Sürekli tayin, Gürpınar'dan Muradiye'ye oradan Çatak'a Yüksekova'ya yeni insanlar yeni yüzlerle karşılaşma fakat değişmeyen bir şey var bu ilişkilerde samimiyet, hasbîlik ve hakîkilik bütün o yılların ruhunu çok canlı bir biçimde tasvir etmektedir yazar. Küçük kasaba ölçeğinde insanların komşuluk tesanüt yardımlaşma ilişkileri Nevres hanım Gülüzir bacı romandaki konumlarıyla somutluk kazanmıştır.

        Esasında romanın kişileri gündelik yaşamın içindeki zorlukları 1950 li yılların Türkiye'sinin bütün evlerinde yaşanan zorluklar olduğunu söylemek mümkün. Çünkü 1950 yıllarda bırakın ilçeleri vilayetler bile kendi içinde kapalı otarşik bir yaşam sürdürmekte kent ekonomileri bile tarıma dayanmaktaydı.
Ancak 1950 den sonra Türkiye'de şark vilayetleri büyük kent pazarlarına bağlanacak ulusal ekonomilerle entegre olacaktır. Cumhuriyet tarihini bilenler bilir Van'ın Türkiye'nin diğer büyük kentlerle bağlantısı Cumhuriyetin ancak  yirmi ikinci yılında 1945 tarihinde Kurtalana gelen demir yolları üzerinden sağlanacaktır. Daha sonra 1948 Karayolları Genel Müdürlüğü kurulduktan sonra 1950 li yılların ortasından sonra karayoluyla Van diğer kentlere bağlanacaktır. 

         Romandaki mekan yer yer Fehmiye hanımın babası komiser beyin mukim olduğu Bahçıvan mahallesi ve Meçhul asker sokak benim de çocukken oyun oynadığım mekanlardan biri sayılır. Kılıçlı baba sokaktaki evler arasında tek başına münzevi bir kabirdir. 
Bu mahalleyi Maraş Caddesi'ne bağlayan sokakta. Kılıçlı Baba isminde bir yatır bulunmaktadır. Bu yatırın  neden bütün canlı mahalle hayatının ortasında tek başına yattığını çocukken hep merak ederdim. Romanda mekan olarak yer yer Van'ın o dönemdeki bağlı bahçeli evleri de tasvir edilmektedir. Benim en çok sevdiğim pasajlardan biri de Van'ın o bağların ve bahçelerin belgonlarının iğde ağaçlarının ancak haziranın ikinci haftasında açan iğde çiçeklerinin evi barkı büsbütün  mahalleyi kaplayan gönül açan o mis kokularıydı.
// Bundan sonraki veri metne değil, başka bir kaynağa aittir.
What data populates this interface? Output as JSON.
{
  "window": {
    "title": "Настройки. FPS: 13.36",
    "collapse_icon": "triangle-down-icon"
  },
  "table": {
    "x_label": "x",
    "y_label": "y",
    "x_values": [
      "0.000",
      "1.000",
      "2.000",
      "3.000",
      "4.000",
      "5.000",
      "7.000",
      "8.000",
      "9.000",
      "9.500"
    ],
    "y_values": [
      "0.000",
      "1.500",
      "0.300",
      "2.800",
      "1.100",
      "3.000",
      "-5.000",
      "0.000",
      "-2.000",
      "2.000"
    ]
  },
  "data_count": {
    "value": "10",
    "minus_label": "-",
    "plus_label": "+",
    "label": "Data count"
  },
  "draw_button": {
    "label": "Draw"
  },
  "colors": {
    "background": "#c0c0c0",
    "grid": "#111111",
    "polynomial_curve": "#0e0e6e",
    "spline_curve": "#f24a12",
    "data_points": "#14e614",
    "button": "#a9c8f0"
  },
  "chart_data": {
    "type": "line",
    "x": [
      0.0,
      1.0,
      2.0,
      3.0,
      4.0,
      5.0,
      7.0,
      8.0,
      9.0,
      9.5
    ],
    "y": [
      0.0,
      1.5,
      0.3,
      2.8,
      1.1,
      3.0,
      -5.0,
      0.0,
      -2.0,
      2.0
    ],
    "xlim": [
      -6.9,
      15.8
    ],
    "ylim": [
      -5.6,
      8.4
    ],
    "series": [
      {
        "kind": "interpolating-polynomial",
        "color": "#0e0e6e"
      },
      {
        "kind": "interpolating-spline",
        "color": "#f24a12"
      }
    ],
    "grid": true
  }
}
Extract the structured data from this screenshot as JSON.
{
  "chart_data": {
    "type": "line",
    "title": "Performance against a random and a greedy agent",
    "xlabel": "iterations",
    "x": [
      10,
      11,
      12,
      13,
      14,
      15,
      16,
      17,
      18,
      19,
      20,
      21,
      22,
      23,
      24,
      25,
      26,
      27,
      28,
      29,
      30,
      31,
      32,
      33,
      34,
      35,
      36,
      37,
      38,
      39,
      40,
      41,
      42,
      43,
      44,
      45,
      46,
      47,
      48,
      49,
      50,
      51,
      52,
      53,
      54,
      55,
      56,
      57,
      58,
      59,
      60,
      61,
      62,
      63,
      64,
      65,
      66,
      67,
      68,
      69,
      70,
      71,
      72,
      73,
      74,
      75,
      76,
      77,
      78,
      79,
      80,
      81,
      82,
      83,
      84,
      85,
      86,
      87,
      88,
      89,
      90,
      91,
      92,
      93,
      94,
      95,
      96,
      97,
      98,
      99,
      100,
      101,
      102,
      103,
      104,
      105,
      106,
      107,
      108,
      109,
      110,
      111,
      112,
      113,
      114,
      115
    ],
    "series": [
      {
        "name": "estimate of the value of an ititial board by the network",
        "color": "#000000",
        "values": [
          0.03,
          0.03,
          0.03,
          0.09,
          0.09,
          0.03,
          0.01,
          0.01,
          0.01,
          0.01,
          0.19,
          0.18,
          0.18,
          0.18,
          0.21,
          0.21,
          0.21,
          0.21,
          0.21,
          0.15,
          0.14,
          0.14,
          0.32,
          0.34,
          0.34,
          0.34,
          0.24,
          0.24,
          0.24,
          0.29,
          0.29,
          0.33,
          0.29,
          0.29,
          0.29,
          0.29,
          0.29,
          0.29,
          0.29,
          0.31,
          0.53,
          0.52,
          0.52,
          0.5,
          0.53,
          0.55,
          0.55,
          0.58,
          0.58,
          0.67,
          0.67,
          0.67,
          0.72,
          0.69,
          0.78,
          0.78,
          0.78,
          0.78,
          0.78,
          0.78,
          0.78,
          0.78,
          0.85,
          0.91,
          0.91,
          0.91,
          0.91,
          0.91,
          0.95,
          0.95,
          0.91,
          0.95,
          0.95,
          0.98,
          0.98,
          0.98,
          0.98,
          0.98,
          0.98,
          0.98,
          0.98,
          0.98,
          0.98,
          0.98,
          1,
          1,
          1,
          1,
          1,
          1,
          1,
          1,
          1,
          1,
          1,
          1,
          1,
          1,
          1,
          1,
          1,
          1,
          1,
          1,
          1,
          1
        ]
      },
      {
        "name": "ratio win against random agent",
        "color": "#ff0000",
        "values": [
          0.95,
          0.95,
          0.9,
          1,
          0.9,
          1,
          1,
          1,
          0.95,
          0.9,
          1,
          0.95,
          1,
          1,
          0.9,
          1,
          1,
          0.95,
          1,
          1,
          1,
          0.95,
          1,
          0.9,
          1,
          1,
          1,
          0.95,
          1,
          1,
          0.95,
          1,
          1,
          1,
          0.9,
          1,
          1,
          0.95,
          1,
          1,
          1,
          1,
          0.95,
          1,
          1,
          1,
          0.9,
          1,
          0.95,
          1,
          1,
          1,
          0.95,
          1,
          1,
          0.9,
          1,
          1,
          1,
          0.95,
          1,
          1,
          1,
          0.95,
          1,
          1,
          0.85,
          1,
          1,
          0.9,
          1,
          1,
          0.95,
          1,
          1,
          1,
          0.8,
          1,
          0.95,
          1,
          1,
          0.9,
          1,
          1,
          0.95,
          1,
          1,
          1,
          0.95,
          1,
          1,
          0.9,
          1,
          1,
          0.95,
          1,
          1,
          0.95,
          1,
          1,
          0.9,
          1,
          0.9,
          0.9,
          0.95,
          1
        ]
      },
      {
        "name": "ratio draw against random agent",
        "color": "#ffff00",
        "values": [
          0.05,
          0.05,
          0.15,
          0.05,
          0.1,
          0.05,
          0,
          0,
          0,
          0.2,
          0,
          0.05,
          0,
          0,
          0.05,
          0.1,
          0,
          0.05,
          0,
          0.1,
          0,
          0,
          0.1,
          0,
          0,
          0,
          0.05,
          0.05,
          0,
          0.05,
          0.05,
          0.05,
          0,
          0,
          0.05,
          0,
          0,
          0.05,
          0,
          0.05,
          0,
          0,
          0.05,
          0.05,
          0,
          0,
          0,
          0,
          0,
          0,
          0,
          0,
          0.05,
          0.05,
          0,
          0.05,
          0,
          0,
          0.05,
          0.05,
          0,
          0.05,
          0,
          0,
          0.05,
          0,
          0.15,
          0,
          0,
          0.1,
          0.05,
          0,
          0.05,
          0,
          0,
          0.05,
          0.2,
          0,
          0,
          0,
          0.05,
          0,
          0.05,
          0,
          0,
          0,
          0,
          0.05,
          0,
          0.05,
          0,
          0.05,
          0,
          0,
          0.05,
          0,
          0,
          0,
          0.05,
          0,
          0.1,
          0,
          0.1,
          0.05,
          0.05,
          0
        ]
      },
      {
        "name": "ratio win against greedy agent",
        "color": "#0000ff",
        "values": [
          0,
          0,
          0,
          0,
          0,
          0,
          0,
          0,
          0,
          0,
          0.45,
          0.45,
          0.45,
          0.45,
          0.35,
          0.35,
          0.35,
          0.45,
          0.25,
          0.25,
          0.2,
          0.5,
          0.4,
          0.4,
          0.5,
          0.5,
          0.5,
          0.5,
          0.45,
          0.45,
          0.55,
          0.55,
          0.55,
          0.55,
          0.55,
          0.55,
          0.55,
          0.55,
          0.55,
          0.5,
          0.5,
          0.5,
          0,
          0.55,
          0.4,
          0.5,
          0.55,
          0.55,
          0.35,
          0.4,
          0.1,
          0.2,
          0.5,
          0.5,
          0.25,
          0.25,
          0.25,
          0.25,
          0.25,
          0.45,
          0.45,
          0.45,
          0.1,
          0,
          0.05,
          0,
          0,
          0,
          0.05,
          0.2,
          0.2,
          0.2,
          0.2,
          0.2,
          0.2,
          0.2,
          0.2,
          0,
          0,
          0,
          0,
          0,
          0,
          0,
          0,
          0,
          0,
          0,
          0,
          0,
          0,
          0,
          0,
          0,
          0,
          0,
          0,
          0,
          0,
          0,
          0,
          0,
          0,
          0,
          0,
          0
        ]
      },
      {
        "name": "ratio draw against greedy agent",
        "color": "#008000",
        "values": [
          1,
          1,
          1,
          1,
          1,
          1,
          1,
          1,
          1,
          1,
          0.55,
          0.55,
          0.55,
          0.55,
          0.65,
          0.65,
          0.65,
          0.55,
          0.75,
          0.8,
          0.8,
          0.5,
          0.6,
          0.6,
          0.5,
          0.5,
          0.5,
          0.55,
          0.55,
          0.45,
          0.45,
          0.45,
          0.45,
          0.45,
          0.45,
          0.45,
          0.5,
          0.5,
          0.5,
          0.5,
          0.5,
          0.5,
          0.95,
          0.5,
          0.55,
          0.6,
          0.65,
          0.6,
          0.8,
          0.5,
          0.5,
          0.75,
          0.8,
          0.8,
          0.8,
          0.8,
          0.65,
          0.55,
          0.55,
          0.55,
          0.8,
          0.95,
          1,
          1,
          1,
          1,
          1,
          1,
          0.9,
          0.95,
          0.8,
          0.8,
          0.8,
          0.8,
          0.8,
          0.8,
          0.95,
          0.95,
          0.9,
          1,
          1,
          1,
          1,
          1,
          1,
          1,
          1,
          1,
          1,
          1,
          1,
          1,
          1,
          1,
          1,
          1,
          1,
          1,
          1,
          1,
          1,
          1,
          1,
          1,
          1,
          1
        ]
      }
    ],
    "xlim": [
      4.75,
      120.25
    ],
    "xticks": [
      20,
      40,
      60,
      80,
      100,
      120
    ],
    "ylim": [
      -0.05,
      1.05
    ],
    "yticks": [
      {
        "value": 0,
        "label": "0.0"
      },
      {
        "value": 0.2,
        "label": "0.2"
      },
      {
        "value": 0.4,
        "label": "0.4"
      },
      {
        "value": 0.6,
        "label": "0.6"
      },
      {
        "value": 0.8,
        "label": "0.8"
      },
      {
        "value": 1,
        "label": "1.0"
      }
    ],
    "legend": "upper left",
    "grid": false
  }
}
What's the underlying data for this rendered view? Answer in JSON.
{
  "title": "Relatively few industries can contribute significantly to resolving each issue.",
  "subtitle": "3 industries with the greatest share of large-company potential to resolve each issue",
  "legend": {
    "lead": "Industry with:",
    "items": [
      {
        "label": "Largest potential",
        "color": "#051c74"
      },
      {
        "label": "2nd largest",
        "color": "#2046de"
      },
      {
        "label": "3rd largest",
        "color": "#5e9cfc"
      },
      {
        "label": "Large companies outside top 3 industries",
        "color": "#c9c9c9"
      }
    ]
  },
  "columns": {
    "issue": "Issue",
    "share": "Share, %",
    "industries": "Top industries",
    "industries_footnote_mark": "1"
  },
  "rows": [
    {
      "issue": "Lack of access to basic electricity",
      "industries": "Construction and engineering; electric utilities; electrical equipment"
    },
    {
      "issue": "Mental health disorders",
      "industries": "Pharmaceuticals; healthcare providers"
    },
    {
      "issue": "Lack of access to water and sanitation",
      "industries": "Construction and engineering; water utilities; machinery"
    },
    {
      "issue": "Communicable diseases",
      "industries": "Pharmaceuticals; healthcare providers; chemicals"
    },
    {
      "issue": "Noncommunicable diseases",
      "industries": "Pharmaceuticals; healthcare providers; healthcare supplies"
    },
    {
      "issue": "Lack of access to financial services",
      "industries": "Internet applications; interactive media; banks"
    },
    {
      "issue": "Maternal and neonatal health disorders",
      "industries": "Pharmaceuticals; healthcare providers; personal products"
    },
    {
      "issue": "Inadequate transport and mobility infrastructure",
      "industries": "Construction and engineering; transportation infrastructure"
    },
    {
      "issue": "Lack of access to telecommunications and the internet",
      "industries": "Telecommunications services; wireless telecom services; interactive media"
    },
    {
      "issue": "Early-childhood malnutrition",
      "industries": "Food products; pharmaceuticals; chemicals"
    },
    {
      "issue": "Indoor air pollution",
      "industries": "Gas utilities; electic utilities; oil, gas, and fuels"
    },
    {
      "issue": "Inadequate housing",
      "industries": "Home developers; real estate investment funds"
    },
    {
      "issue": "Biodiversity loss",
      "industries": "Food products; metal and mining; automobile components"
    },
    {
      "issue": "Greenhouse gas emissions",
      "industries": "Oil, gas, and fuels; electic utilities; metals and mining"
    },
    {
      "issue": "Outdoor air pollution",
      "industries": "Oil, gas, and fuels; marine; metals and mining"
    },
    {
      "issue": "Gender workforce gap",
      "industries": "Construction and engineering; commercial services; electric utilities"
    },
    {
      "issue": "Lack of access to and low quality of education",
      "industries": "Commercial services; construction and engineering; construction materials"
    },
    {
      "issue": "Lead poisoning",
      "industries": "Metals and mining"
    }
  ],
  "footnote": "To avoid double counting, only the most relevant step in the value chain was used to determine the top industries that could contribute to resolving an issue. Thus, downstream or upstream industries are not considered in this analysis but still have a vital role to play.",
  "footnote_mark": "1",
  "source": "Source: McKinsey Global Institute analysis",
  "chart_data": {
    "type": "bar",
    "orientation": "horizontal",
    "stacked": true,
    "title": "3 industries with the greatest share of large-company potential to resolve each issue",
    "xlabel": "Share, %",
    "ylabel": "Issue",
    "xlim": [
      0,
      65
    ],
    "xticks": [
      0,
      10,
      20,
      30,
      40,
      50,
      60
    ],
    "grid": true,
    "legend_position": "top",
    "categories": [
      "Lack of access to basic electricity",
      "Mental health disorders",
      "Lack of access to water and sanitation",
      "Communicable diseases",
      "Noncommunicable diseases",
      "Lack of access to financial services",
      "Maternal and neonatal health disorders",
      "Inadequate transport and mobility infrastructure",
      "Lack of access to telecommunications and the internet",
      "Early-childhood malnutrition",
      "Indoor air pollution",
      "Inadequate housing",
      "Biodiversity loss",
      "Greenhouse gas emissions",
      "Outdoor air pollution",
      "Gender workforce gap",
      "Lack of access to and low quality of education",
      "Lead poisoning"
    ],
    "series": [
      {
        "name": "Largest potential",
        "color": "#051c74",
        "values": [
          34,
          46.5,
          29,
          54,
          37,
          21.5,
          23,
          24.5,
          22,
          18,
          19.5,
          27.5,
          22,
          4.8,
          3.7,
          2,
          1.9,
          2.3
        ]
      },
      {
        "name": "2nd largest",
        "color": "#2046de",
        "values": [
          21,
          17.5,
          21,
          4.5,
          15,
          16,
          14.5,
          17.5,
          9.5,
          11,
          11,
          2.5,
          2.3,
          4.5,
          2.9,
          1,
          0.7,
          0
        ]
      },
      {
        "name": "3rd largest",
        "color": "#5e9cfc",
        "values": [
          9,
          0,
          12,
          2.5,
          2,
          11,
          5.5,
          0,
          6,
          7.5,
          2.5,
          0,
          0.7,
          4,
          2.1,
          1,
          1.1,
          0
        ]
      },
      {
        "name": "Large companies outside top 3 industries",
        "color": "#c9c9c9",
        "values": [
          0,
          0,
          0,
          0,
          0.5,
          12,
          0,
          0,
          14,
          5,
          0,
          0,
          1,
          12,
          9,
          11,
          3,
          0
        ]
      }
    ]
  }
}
Diğer bir mekan hususiyeti olan canlı sokak hayatının bir parçası olan her Van'lının evinin bahçesinin önünden geçen arklar ve suyun yaz aylarında dağlardan getirdiği serinliktir. 1950 li yıllarda Van'ın  kent ikliminde bahçelerin şehir içinde değil aslında şehrin bahçeler içinde kurulduğunu ima eden zengin ve gerçekçi tasvirlerle mekan tasvirleri de romana ayrıca zenginlik katmış.
Son olarak Van'ın o eski geniş duvarlı kerpiç evlerinin penceresinin içinde bazen uzak dağları, bazen yağmurları temaşa eden o çocuk saffetiyle çocukların adeta muhayyel köşesi olan o pencerelerin hayatımızdaki ve hayellerimizdeki yerini de çok güzel bir bir biçimde hatırlatmış yazar. Eski Van evlerinin geniş duvarlı dikdörtgen pencerelerinin içinde alnını cama dayamış düşlere dalmış bir çocuğun kalp sâffetiyle hangi uzak dağların, hangi eski zaman bahçelerinin vakitlerini terennüm ettiğini bilmeden mekânın hususiyetleri anlaşılmaz.  Nuran Benli bu kitabında hâlen gönlümüzde kalmış o eski zaman tâdlarını yeniden hatırlatıyor bizlere.